O objetivo de Israel era óbvio: fechar organizações que fornecem estruturas de apoio a palestinos comuns e advogam em fóruns internacionais pela causa palestina, documentando crimes israelenses. Isso tem sido especialmente importante quando a mídia estrangeira, sem dinheiro, tem fechado seus próprios escritórios na região.

A mentira era tão escandalosa que até mesmo alguns meios de comunicação geralmente receptivos tiveram dificuldade em engoli-la. Muitos meses depois, vazamentos de um relatório altamente confidencial da CIA revelaram que as acusações israelenses eram totalmente sem fundamento.

Cultura da mentira

A lista dessas fraudes e campanhas de desinformação não para de crescer.

Procure os nomes Muhammad al-Durrah, Rachel Corrie, James Miller, Tom Hurndall, Iain Hook. Israel se desvirtuou sobre todos esses assassinatos de alto nível realizados por seus soldados.

Mesmo pesquisas pontuais mostram Israel mentindo sobre seu uso de munições cluster no Líbano em 2006, bem como seu assassinato em massa de civis na vila libanesa de Qana na mesma guerra - exatamente 20 anos depois de ter mentido anteriormente sobre sua responsabilidade pela morte de mais de 100 civis em um complexo das Nações Unidas na mesma aldeia.

Israel mentiu sobre sua supervisão do assassinato em massa de palestinos no campo de refugiados de Sabra e Shatila, no Líbano, em 1982, por seus aliados falangistas cristãos.

Nada disso deve surpreender. A cultura da mentira prevalece desde antes da criação de Israel, em 1948. Desde o seu início, o movimento sionista promoveu a mentira de que a Palestina era uma terra vazia.

Para perpetuar esse mito fundamental, Israel mentiu sobre suas operações de limpeza étnica em grande escala em 1948 - uma no norte foi chamada de Operação Vassoura - que expulsou cerca de 750.000 palestinianos de suas casas e os levou para campos de refugiados. Alegava falsamente que tinham sido ordenados a fazê-lo por países árabes vizinhos.

Escondeu evidências de arquivo de massacres de civis palestinos realizados por suas forças, como em Tantura e Dawayimah, e difamou qualquer um que tentasse chamar a atenção para eles.

Da mesma forma, mentiu que oferecia aos refugiados a chance de retornar.

E destruiu centenas de aldeias palestinas para impedir que os refugiados voltassem para suas casas - e depois tentou esconder esses crimes plantando florestas em seu lugar.

Edifício de mentiras

Os exércitos acabam mentindo em tempos de guerra porque inevitavelmente cometem crimes que desejam esconder.

A diferença em relação a Israel é que suas mentiras são parte integrante de sua existência de décadas como um Estado que desapropria e coloniza a pátria de outro povo. Deve mascarar o seu sistema de apartheid e os crimes que se inserem em tais regimes de privilégio e subjugação.

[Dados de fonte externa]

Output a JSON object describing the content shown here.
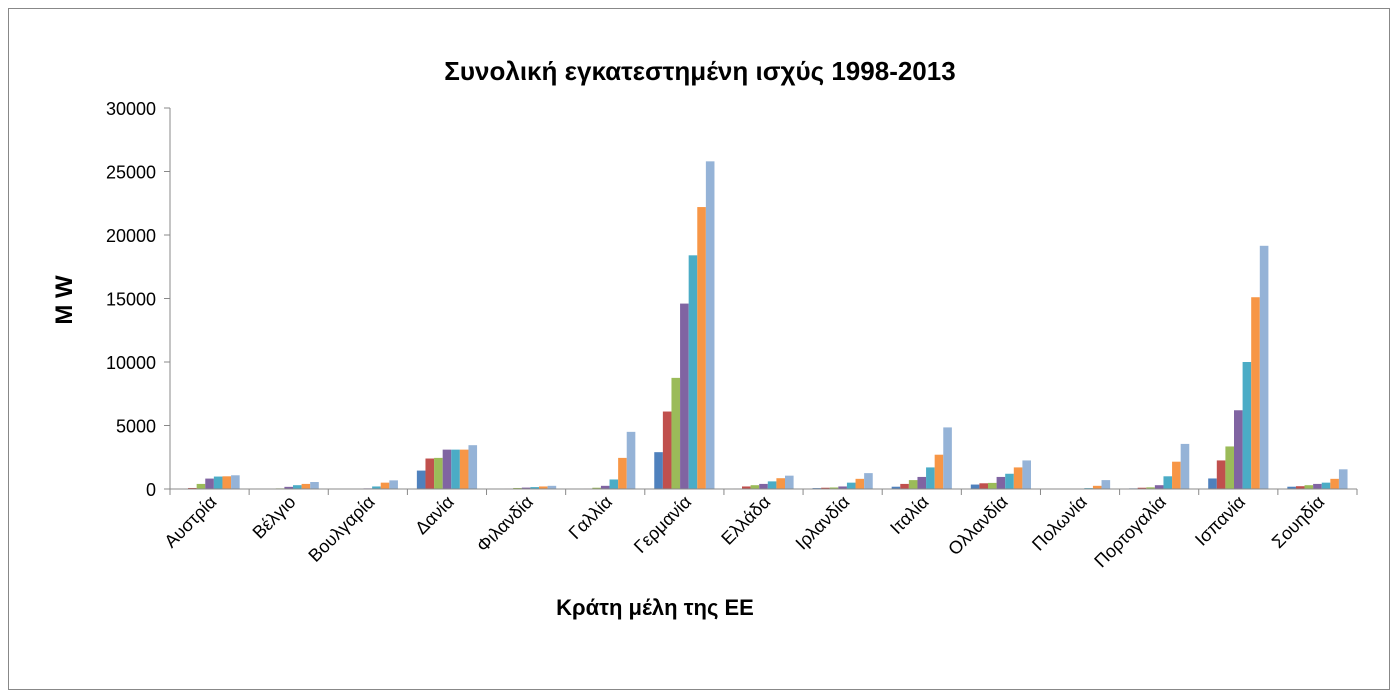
{
  "chart_data": {
    "type": "bar",
    "title": "Συνολική εγκατεστημένη ισχύς 1998-2013",
    "y_label": "M W",
    "x_label": "Κράτη μέλη της ΕΕ",
    "categories": [
      "Αυστρία",
      "Βέλγιο",
      "Βουλγαρία",
      "Δανία",
      "Φιλανδία",
      "Γαλλία",
      "Γερμανία",
      "Ελλάδα",
      "Ιρλανδία",
      "Ιταλία",
      "Ολλανδία",
      "Πολωνία",
      "Πορτογαλία",
      "Ισπανία",
      "Σουηδία"
    ],
    "series": [
      {
        "color": "#4f81bd",
        "values": [
          30,
          5,
          0,
          1450,
          20,
          20,
          2900,
          40,
          70,
          180,
          350,
          0,
          50,
          830,
          180
        ]
      },
      {
        "color": "#c0504d",
        "values": [
          80,
          15,
          0,
          2400,
          40,
          40,
          6100,
          200,
          100,
          400,
          450,
          0,
          100,
          2250,
          220
        ]
      },
      {
        "color": "#9bbb59",
        "values": [
          400,
          50,
          0,
          2450,
          80,
          100,
          8750,
          300,
          120,
          700,
          480,
          5,
          130,
          3350,
          300
        ]
      },
      {
        "color": "#8064a2",
        "values": [
          820,
          170,
          50,
          3100,
          110,
          250,
          14600,
          400,
          200,
          950,
          950,
          20,
          300,
          6200,
          400
        ]
      },
      {
        "color": "#4bacc6",
        "values": [
          980,
          300,
          200,
          3100,
          150,
          750,
          18400,
          600,
          500,
          1700,
          1200,
          70,
          1000,
          10000,
          500
        ]
      },
      {
        "color": "#f79646",
        "values": [
          1000,
          400,
          500,
          3100,
          200,
          2450,
          22200,
          850,
          800,
          2700,
          1700,
          250,
          2150,
          15100,
          800
        ]
      },
      {
        "color": "#95b3d7",
        "values": [
          1080,
          550,
          680,
          3450,
          250,
          4500,
          25800,
          1050,
          1250,
          4850,
          2250,
          700,
          3550,
          19150,
          1550
        ]
      }
    ],
    "ylim": [
      0,
      30000
    ],
    "yticks": [
      0,
      5000,
      10000,
      15000,
      20000,
      25000,
      30000
    ],
    "grid": false
  }
}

Israel está em guerra permanente com os palestinianos e com toda a região, pelo que deve mentir compulsiva e continuamente. Cada mentira se baseia nas anteriores. Se um cair, todo o edifício corre o risco de ruir.

O que torna desembaraçar essas mentiras uma tarefa tão difícil e ingrata.

Ter que se envolver em longas batalhas forenses contra Israel e seus muitos apologistas para expor cada mentira chama a atenção para os enganos ainda maiores de Israel. Obscurece o contexto.

Lutar para responsabilizar Israel pela morte de centenas no hospital al-Ahli tem o preço de desviar o foco do fato de que Israel está realizando ativamente uma operação de limpeza étnica em Gaza e cometendo genocídio contra o povo palestino lá.

Lutar contra uma mentira é deixar outras mentiras - muitas vezes mentiras de omissão - livres para entrar na consciência do público.

Estas dificuldades são agravadas pela disponibilidade dos meios de comunicação social para se entregarem e conluiarem com a desinformação de Israel - como tem vindo a fazer desde a criação de um Estado autodeclarado judeu - porque Israel é um activo estratégico tão importante. Como um aliado confiável, pretendia-se projetar o poder ocidental no Médio Oriente, rico em petróleo.

Aqueles que procuram trazer luz a um assunto imerso em tanta escuridão se veem manchados como antissemitas - como se a solidariedade com o sofrimento palestiniano só pudesse ser motivada pelo ódio aos judeus.

É por isso que Israel pode conviver com a luta sobre quem atingiu o hospital al-Ahli. Porque a tempestade logo passará, e as vítimas palestinianas ainda estarão mortas.